There is one other issue with jam... the issue of texture. As any jam maker will tell you, the texture of your jam is very important! The fruit shouldn't be pureed; you should have visible chunks in your jam. (Yum...)

HOWEVER, I personally don't agree with the way that the package tells you to prepare your fruit (berries: mashed, fruit: finely chopped). I like chunks of fruit in my jam, but I also like my jam to have a good amount of spreadability. What I've found works best for me is this—for most fruits, I will take about 3/4 of the fruit called for and put it in my blender on the lowest setting (on mine it is called "grate"). This setting evenly chops your fruit without grinding it too finely. It gives you nice fruit chunks that are not too big, not too small, and fairly even in size. (The exception to this rule is raspberries, which really are by nature pretty mushy and so can be smashed with a masher and come out just fine.) Once the fruit in the blender is all evenly chopped, I put it into a 4-cup glass measure or small bowl. (It may help to process your fruit in smaller batches if your blender is having a hard time with the full 3/4 amount.)

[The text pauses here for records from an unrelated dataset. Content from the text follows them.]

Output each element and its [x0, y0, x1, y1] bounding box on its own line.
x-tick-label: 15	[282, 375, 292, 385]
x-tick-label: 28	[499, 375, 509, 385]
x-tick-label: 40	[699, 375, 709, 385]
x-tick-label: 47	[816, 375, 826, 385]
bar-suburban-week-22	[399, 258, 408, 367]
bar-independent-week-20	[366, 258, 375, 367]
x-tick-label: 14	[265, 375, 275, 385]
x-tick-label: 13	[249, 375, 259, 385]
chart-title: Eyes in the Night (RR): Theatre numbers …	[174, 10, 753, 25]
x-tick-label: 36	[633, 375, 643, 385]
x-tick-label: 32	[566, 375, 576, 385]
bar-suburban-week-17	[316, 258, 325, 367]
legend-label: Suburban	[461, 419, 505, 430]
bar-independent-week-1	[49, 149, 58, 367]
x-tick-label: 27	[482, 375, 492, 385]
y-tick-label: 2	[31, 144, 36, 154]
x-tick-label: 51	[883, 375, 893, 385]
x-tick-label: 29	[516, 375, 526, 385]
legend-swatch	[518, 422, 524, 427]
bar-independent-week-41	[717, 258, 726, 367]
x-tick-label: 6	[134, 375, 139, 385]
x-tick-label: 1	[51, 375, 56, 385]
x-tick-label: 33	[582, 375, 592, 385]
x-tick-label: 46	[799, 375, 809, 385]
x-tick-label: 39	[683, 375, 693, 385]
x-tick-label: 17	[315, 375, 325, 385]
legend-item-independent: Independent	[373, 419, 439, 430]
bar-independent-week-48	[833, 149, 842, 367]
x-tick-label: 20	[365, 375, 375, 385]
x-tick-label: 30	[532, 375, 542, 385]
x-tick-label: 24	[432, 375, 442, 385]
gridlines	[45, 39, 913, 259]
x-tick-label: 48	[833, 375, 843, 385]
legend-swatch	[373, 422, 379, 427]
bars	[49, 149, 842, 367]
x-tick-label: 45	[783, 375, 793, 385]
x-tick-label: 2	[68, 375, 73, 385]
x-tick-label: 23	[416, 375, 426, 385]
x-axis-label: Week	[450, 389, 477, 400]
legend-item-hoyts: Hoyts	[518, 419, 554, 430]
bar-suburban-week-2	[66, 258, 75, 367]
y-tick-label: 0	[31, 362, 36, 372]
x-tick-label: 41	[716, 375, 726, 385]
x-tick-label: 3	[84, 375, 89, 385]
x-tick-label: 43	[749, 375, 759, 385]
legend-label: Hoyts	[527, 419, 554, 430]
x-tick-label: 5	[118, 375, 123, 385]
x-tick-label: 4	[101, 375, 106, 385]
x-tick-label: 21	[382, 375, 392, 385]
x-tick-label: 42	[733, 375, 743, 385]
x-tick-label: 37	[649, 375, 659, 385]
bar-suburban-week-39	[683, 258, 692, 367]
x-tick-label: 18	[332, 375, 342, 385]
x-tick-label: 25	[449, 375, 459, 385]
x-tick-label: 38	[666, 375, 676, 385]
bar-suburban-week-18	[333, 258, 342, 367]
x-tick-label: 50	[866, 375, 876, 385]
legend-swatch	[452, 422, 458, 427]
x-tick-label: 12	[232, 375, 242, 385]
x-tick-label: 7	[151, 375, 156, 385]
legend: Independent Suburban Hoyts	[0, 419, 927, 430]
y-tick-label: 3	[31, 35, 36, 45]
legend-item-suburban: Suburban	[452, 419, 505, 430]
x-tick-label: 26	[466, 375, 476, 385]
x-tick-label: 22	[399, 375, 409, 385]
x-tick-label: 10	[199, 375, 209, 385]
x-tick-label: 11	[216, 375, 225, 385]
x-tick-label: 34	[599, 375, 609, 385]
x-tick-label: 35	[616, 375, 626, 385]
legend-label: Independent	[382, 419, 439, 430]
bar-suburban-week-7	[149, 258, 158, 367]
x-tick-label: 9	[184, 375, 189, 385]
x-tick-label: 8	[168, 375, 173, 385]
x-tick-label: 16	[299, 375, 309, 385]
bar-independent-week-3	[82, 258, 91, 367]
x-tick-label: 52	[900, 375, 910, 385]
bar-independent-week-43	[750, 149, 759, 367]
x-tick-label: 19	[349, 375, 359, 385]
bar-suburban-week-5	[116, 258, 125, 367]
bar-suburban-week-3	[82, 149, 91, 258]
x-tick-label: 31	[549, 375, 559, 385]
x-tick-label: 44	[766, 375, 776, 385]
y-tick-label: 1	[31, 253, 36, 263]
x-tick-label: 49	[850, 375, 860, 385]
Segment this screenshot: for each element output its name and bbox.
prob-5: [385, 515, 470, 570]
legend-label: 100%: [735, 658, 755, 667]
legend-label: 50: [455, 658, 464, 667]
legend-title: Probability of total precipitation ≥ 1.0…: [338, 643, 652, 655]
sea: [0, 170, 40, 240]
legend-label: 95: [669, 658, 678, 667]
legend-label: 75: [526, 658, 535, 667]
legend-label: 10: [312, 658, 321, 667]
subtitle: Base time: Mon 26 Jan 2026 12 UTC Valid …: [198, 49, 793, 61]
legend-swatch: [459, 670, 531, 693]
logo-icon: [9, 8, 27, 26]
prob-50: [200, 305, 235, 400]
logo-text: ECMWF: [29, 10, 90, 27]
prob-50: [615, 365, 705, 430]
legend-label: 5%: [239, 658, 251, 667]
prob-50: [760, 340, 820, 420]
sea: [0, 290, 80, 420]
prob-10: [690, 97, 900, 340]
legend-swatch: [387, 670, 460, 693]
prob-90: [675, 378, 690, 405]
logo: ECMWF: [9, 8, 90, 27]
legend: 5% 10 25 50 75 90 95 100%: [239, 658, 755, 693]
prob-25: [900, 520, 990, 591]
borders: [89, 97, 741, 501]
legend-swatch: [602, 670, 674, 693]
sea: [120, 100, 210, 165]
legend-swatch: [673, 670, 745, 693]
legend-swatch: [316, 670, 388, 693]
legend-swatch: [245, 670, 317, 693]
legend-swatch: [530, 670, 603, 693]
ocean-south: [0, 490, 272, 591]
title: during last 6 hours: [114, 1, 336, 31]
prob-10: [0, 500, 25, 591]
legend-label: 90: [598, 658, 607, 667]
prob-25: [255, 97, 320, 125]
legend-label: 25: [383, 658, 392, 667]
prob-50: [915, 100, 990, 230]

Then I take the last 1/4 of my fruit and put it in the blender on the highest setting. This will finely puree the fruit into a smoothie-like consistency. Once this part is all pureed, I pour it into the glass measure along with the rest of the fruit and mix it up. Now, when I mix this with my pectin/sugar mixture, I'll get a perfectly-textured jam that has lots of fruit chunks but also a very good spreadability! (This method is also good for fruits like plums and peaches that have a lot of hairy fiber in them... it helps separate the fibers so that you don't have stringy jam that is difficult to spread.)

So there you have it... Cindy's Science of Jam Preparation. This may not be the way that works best for you, but as for me and my house, this makes the best jam on earth!